We have managed to come up with a predictive model for the S&P500 index. However, the error of this model can be improved significantly by incorporating more features. Some other helpful indicators that can be computed to improve the model are as follows:

* The average volume over the past five days.
* The average volume over the past year.
* The ratio between the average volume for the past five days, and the average volume for the past year.
* The standard deviation of the average volume over the past five days.
* The standard deviation of the average volume over the past year.
* The ratio between the standard deviation of the average volume for the past five days, and the standard deviation of the average volume for the past year.
* The year component of the date.
* The ratio between the lowest price in the past year and the current price.
* The ratio between the highest price in the past year and the current price.
* The month component of the date.
* The day of week.
* The day component of the date.
* The number of holidays in the prior month.

Nevertheless, for a fairly simple predictive model, the RMSE is fairly decent.
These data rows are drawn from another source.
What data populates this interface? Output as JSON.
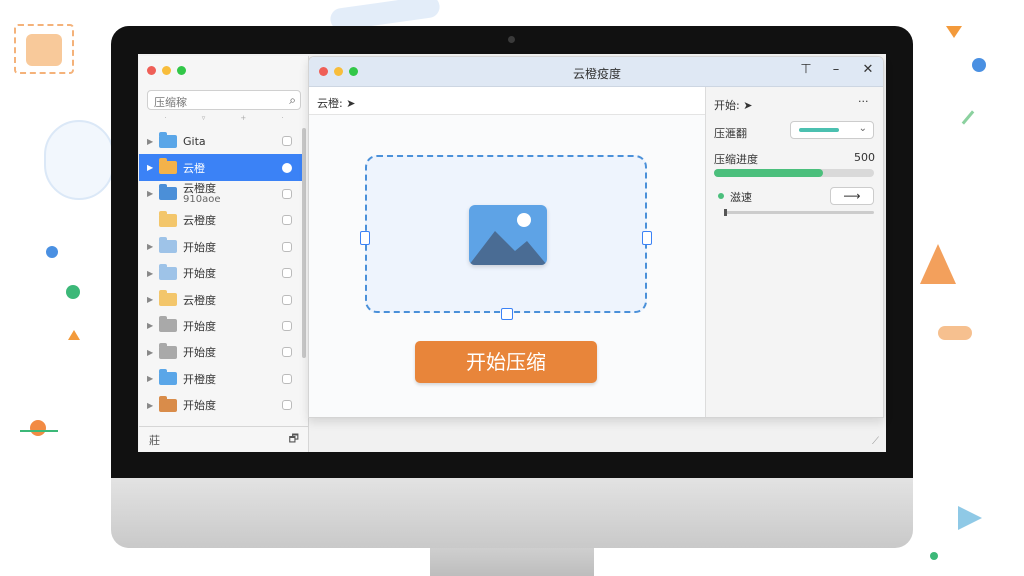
{
  "finder": {
    "search_placeholder": "压缩稼",
    "items": [
      {
        "label": "Gita",
        "color": "#5aa6e8",
        "selected": false,
        "chevron": true
      },
      {
        "label": "云橙",
        "color": "#f3b24a",
        "selected": true,
        "chevron": true
      },
      {
        "label": "云橙度",
        "sub": "910aoe",
        "color": "#4b8fd8",
        "selected": false,
        "chevron": true
      },
      {
        "label": "云橙度",
        "color": "#f3c66b",
        "selected": false,
        "chevron": false
      },
      {
        "label": "开始度",
        "color": "#9ec3e8",
        "selected": false,
        "chevron": true
      },
      {
        "label": "开始度",
        "color": "#9ec3e8",
        "selected": false,
        "chevron": true
      },
      {
        "label": "云橙度",
        "color": "#f3c66b",
        "selected": false,
        "chevron": true
      },
      {
        "label": "开始度",
        "color": "#a9a9a9",
        "selected": false,
        "chevron": true
      },
      {
        "label": "开始度",
        "color": "#a9a9a9",
        "selected": false,
        "chevron": true
      },
      {
        "label": "开橙度",
        "color": "#5aa6e8",
        "selected": false,
        "chevron": true
      },
      {
        "label": "开始度",
        "color": "#d98c4a",
        "selected": false,
        "chevron": true
      }
    ],
    "bottom_left": "莊",
    "bottom_right": "🗗"
  },
  "main": {
    "title": "云橙疫度",
    "breadcrumb": "云橙: ➤",
    "start_button": "开始压缩"
  },
  "panel": {
    "header": "开始: ➤",
    "more": "···",
    "compress_label": "压滙翻",
    "progress_label": "压缩进度",
    "progress_value": "500",
    "progress_fraction": 0.68,
    "option_label": "滋速",
    "arrow": "⟶"
  }
}
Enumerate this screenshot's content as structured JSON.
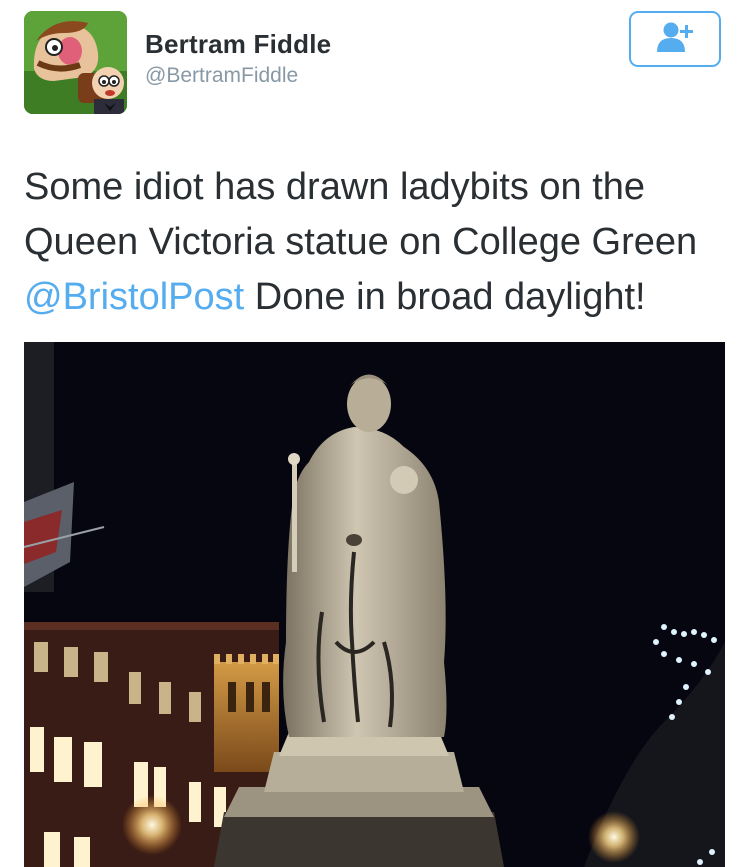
{
  "user": {
    "name": "Bertram Fiddle",
    "handle": "@BertramFiddle",
    "avatar_icon": "cartoon-characters-avatar"
  },
  "follow_button": {
    "icon": "add-user-icon",
    "color": "#55acee"
  },
  "tweet": {
    "text_before_mention": "Some idiot has drawn ladybits on the Queen Victoria statue on College Green ",
    "mention": "@BristolPost",
    "text_after_mention": " Done in broad daylight!"
  },
  "photo": {
    "subject": "night-photo-queen-victoria-statue"
  }
}
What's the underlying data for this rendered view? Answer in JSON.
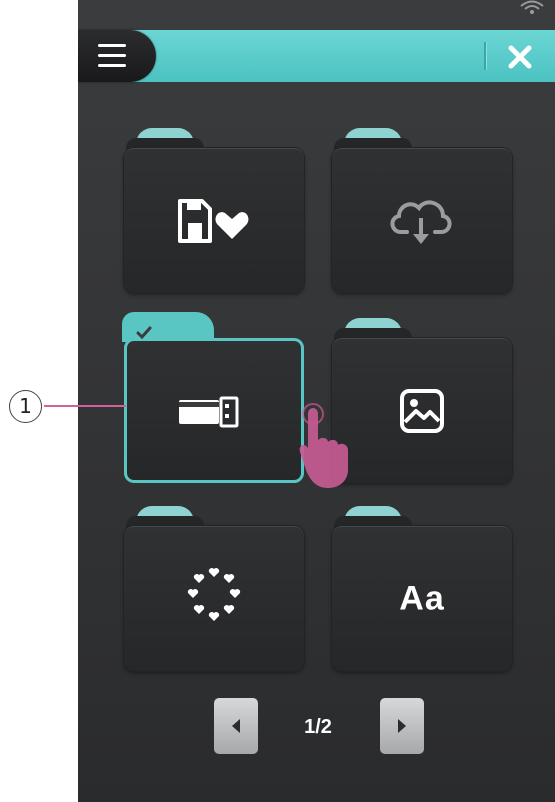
{
  "header": {
    "menu_icon": "hamburger-menu-icon",
    "close_icon": "close-icon",
    "accent_color": "#5cc9c7"
  },
  "folders": [
    {
      "icon": "save-favorite-icon",
      "selected": false
    },
    {
      "icon": "cloud-download-icon",
      "selected": false
    },
    {
      "icon": "usb-memory-icon",
      "selected": true
    },
    {
      "icon": "image-icon",
      "selected": false
    },
    {
      "icon": "heart-circle-pattern-icon",
      "selected": false
    },
    {
      "icon": "text",
      "label": "Aa",
      "selected": false
    }
  ],
  "pager": {
    "page_text": "1/2",
    "prev_icon": "arrow-left-icon",
    "next_icon": "arrow-right-icon"
  },
  "callout": {
    "number": "1",
    "label_text": "①"
  }
}
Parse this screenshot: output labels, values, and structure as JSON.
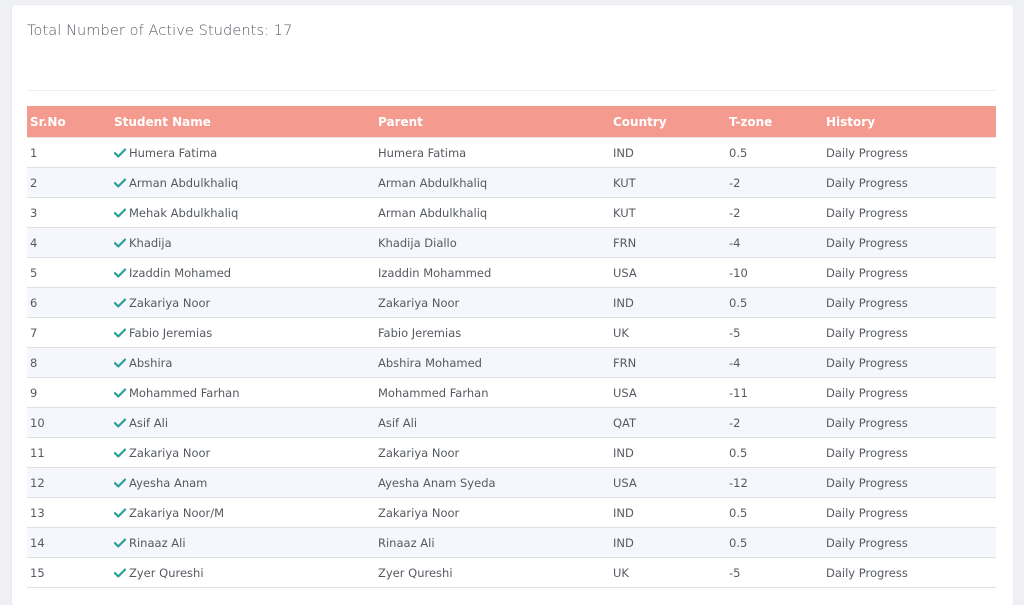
{
  "summary": {
    "label": "Total Number of Active Students: 17"
  },
  "colors": {
    "header_bg": "#f59a8e",
    "check": "#2aa198"
  },
  "table": {
    "columns": [
      "Sr.No",
      "Student Name",
      "Parent",
      "Country",
      "T-zone",
      "History"
    ],
    "rows": [
      {
        "sr": "1",
        "student": "Humera Fatima",
        "parent": "Humera Fatima",
        "country": "IND",
        "tzone": "0.5",
        "history": "Daily Progress"
      },
      {
        "sr": "2",
        "student": "Arman Abdulkhaliq",
        "parent": "Arman Abdulkhaliq",
        "country": "KUT",
        "tzone": "-2",
        "history": "Daily Progress"
      },
      {
        "sr": "3",
        "student": "Mehak Abdulkhaliq",
        "parent": "Arman Abdulkhaliq",
        "country": "KUT",
        "tzone": "-2",
        "history": "Daily Progress"
      },
      {
        "sr": "4",
        "student": "Khadija",
        "parent": "Khadija Diallo",
        "country": "FRN",
        "tzone": "-4",
        "history": "Daily Progress"
      },
      {
        "sr": "5",
        "student": "Izaddin Mohamed",
        "parent": "Izaddin Mohammed",
        "country": "USA",
        "tzone": "-10",
        "history": "Daily Progress"
      },
      {
        "sr": "6",
        "student": "Zakariya Noor",
        "parent": "Zakariya Noor",
        "country": "IND",
        "tzone": "0.5",
        "history": "Daily Progress"
      },
      {
        "sr": "7",
        "student": "Fabio Jeremias",
        "parent": "Fabio Jeremias",
        "country": "UK",
        "tzone": "-5",
        "history": "Daily Progress"
      },
      {
        "sr": "8",
        "student": "Abshira",
        "parent": "Abshira Mohamed",
        "country": "FRN",
        "tzone": "-4",
        "history": "Daily Progress"
      },
      {
        "sr": "9",
        "student": "Mohammed Farhan",
        "parent": "Mohammed Farhan",
        "country": "USA",
        "tzone": "-11",
        "history": "Daily Progress"
      },
      {
        "sr": "10",
        "student": "Asif Ali",
        "parent": "Asif Ali",
        "country": "QAT",
        "tzone": "-2",
        "history": "Daily Progress"
      },
      {
        "sr": "11",
        "student": "Zakariya Noor",
        "parent": "Zakariya Noor",
        "country": "IND",
        "tzone": "0.5",
        "history": "Daily Progress"
      },
      {
        "sr": "12",
        "student": "Ayesha Anam",
        "parent": "Ayesha Anam Syeda",
        "country": "USA",
        "tzone": "-12",
        "history": "Daily Progress"
      },
      {
        "sr": "13",
        "student": "Zakariya Noor/M",
        "parent": "Zakariya Noor",
        "country": "IND",
        "tzone": "0.5",
        "history": "Daily Progress"
      },
      {
        "sr": "14",
        "student": "Rinaaz Ali",
        "parent": "Rinaaz Ali",
        "country": "IND",
        "tzone": "0.5",
        "history": "Daily Progress"
      },
      {
        "sr": "15",
        "student": "Zyer Qureshi",
        "parent": "Zyer Qureshi",
        "country": "UK",
        "tzone": "-5",
        "history": "Daily Progress"
      }
    ]
  }
}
The coefficient of determination (R^2) should also be looked at.

In [25]:
model.score(test[features], test[target])

0.9866427208352108

The R-squared value is close to 1, indicating that the model is a good fit.

# Follow-up from Incorporation of Additional Features

In [26]:
# Instantiate another model
model2 = LinearRegression()

In [27]:
# Fitting the model with the train set and include the new 3 additional features
features2 = ['past_5', 'past_30', 'past_365', 'vol_5', 'vol_30', 'vol_365']

target = 'Close'
model2.fit(train[features2], train[target])

LinearRegression()

In [28]:
# Making predictions on the test set
predictions = model2.predict(test[features2])

In [29]:
# Computing the RMSE for the test set
mse = mean_squared_error(test[target], predictions)
rmse = np.sqrt(mse)
rmse

22.233749345427544

In [30]:
model2.score(test[features2], test[target])

0.9866262638562789

We can see that the model did not improve and instead, slightly worsen with the introduction of the three additional indcators.